Young foster children placed with relatives were less likely than children placed with nonrelatives to receive health-related services of all kinds. Also, children placed in kinship care were nearly three times as likely as those placed in traditional foster care to have received no routine health care. Since studies indicate that children in kinship care remain in foster care longer, and they receive a lower level of service, these children are likely to go without needed services for longer periods.
More and more, young foster children are being placed with relatives. In California and New York--the States where placement data were available--the number of young children placed with relatives increased by 379 percent between 1986 and 1991, while the number of young children placed with nonrelative foster parents increased by 54 percent. Consequently, whereas 20 percent of young foster children were placed with relatives in 1986, 43 percent of them were placed with relatives in 1991.
Young children placed in kinship care in Los Angeles County and New York City were three times more likely than those placed in traditional foster care to be at risk for future problems because of prenatal drug exposure. Furthermore, because drug-exposed children are more likely to be at risk for HIV and developmental delays, the need for health-related services for children in kinship care is even more critical. Yet, only 11 percent of children placed exclusively in kinship care received specialized examinations, such as developmental evaluations, compared with 42 percent of those placed exclusively in traditional foster care.
The Department of Health and Human Services (HHS) recently contracted for 10 National Resource Centers to assist its Administration for Children and Families (ACF) in responding to States' questions and in providing free technical assistance. None, however, is designated to assist States with health-related programs for foster children. Furthermore, while ACF audits States for compliance with federally mandated safeguards for foster children, these audits omit review of compliance with health-related safeguards. Therefore, when a State has passed its compliance audit, it is entitled to receive the full Federal child welfare funding available by law; because health-related safeguards are not included in the audit, States have no Federal financial incentive to comply with them.
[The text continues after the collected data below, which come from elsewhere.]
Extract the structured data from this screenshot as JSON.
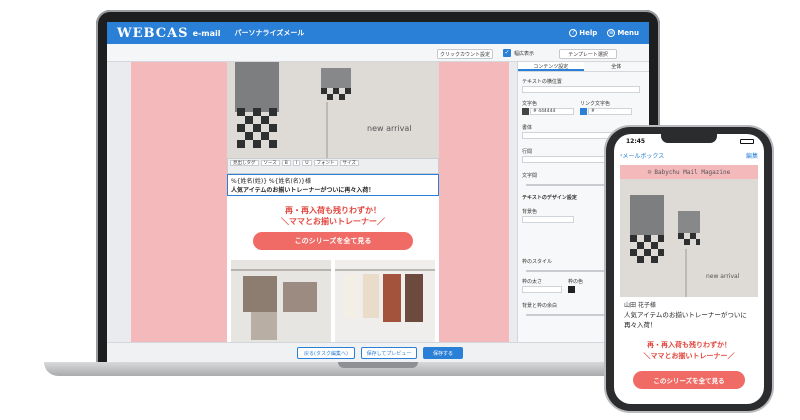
{
  "app": {
    "logo": "WEBCAS",
    "logo_sub": "e-mail",
    "page_title": "パーソナライズメール",
    "help_label": "Help",
    "menu_label": "Menu"
  },
  "toolbar": {
    "click_count_label": "クリックカウント設定",
    "wide_display_label": "幅広表示",
    "template_select_label": "テンプレート選択"
  },
  "email": {
    "hero_caption": "new arrival",
    "editor_tools": [
      "見出しタグ",
      "ソース",
      "フォント",
      "サイズ"
    ],
    "edit_line1": "%{姓名(姓)} %{姓名(名)}様",
    "edit_line2": "人気アイテムのお揃いトレーナーがついに再々入荷！",
    "promo_line1": "再・再入荷も残りわずか！",
    "promo_line2": "＼ママとお揃いトレーナー／",
    "cta_label": "このシリーズを全て見る"
  },
  "panel": {
    "tab_content": "コンテンツ設定",
    "tab_all": "全体",
    "text_align_label": "テキストの横位置",
    "text_color_label": "文字色",
    "link_color_label": "リンク文字色",
    "text_color_value": "# 444444",
    "link_color_value": "#",
    "typeface_label": "書体",
    "line_height_label": "行間",
    "font_size_label": "文字間",
    "text_design_label": "テキストのデザイン設定",
    "bg_label": "背景色",
    "border_style_label": "枠のスタイル",
    "border_width_label": "枠の太さ",
    "border_color_label": "枠の色",
    "padding_label": "背景と枠の余白"
  },
  "bottom": {
    "back_label": "戻る(タスク編集へ)",
    "preview_label": "保存してプレビュー",
    "save_label": "保存する"
  },
  "phone": {
    "time": "12:45",
    "back_label": "メールボックス",
    "edit_label": "編集",
    "banner": "Babychu Mail Magazine",
    "hero_caption": "new arrival",
    "recipient": "山田 花子様",
    "message": "人気アイテムのお揃いトレーナーがついに再々入荷！",
    "promo_line1": "再・再入荷も残りわずか！",
    "promo_line2": "＼ママとお揃いトレーナー／",
    "cta_label": "このシリーズを全て見る"
  },
  "colors": {
    "accent": "#2a7fd6",
    "pink_bg": "#f4b9bb",
    "cta": "#f06b65",
    "promo_red": "#e1463d"
  }
}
Local foster care agencies continue to revise health-related policies, regulations, and programs in efforts to improve the delivery of health care to foster children. Given the importance of health care during the first 3 years of life, an improved response to the health needs of this vulnerable population is vital.
Source: U.S. General Accounting Office, 1995, Foster Care: Health Needs of Many Young Children Are Unknown and Unmet, Report to the Ranking Minority Member, Subcommittee on Human Resources, Committee on Ways and Means, House of Representatives, GAO/HEHS95-114.